The strategy comes into play in 2024 but Chancellor Jeremy Hunt announced more immediate funding for certain aspects starting this year. This will see a £70m programme of missions in quantum computing, a £100m investment in R&D hubs, £25m for quantum fellowships and £15m for the government to buy quantum technologies for public use.

Secretary of state for Science, Innovation and Technology Michelle Donelan said the strategy would “make the UK the home for cutting-edge scientific breakthroughs, the best place in the world to start and grow a quantum business, a leading voice in the international quantum and tech community, and a magnet for international quantum talent”.

Harvey Lewis, partner of client technology and innovation at EY said the strategy was a “signal that the ambition to prepare for and adopt quantum technologies amongst UK businesses must now become a reality”, adding that it will have a far broader reach than those currently using it.

“The good news is the UK is well-positioned to realise the benefits of quantum,” he told Tech Monitor. “Here we have a world-class research base, a vibrant community of start-up and scale-up companies, established suppliers, and mature sectors that represent early adopters.”

“However, optimism around quantum needs to be grounded in reality as much as strategy. An important reality at the moment that needs to be holistically addressed across an array of emerging technologies is of course skills.

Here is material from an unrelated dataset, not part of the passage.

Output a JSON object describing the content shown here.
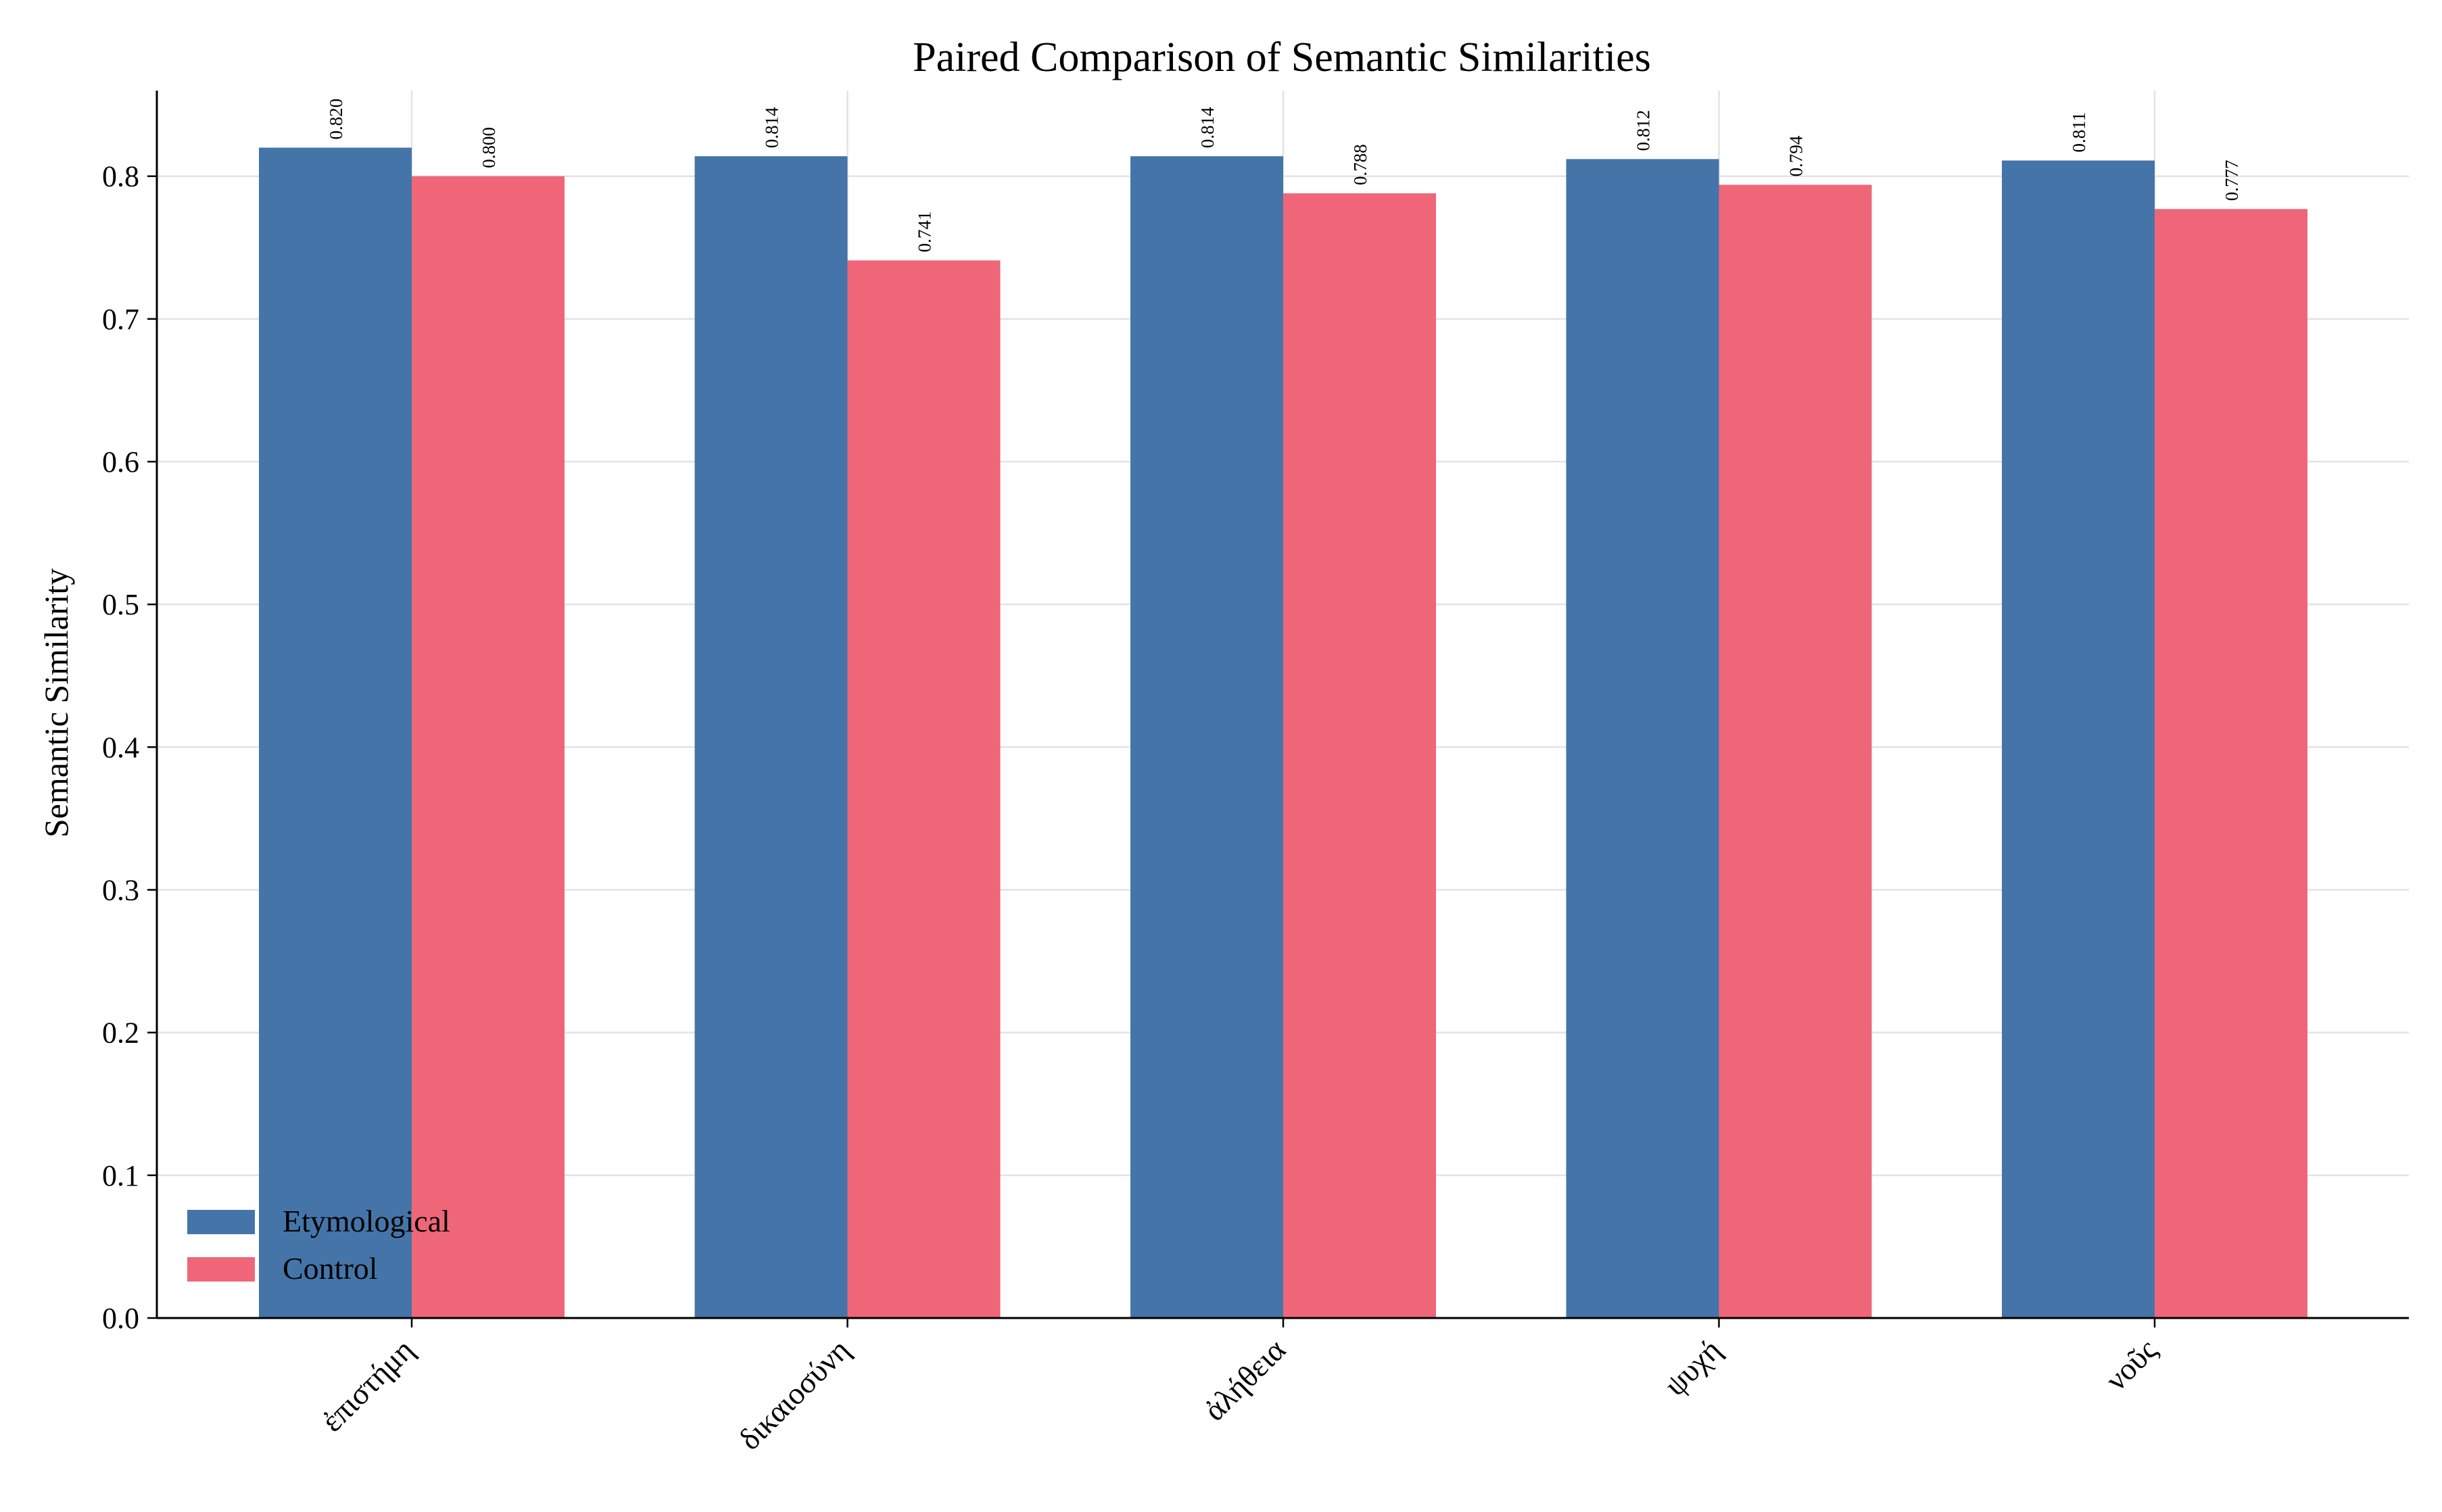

Human-centred innovation is critical to making any transformative technology a success and we must address the shortfall in skills and talent in order for technologies like quantum and AI to be used successfully.”

Dr Graeme Malcolm OBE, CEO and founder of quantum and photonics company M Squared, says the strategy is a promising sign that the ambition of turning the UK into a science superpower could be a reality. He was particularly pleased with the investment in cutting-edge technologies in the form of the £2.5bn fund.

“The UK has the world-leading research institutes, start-ups and scale-ups needed to be a global leader in quantum – but the international race for quantum advantage is heating up, and so this funding provides welcome relief for the companies and academics at the forefront of maintaining our national competitiveness in this space,” Malcolm says.

“It was also encouraging to hear Mr Hunt recognise the importance of regional investment in innovation – it is city regions like Glasgow which have the world-class universities, skills and global supply chain companies needed to drive the UK’s economic recovery.”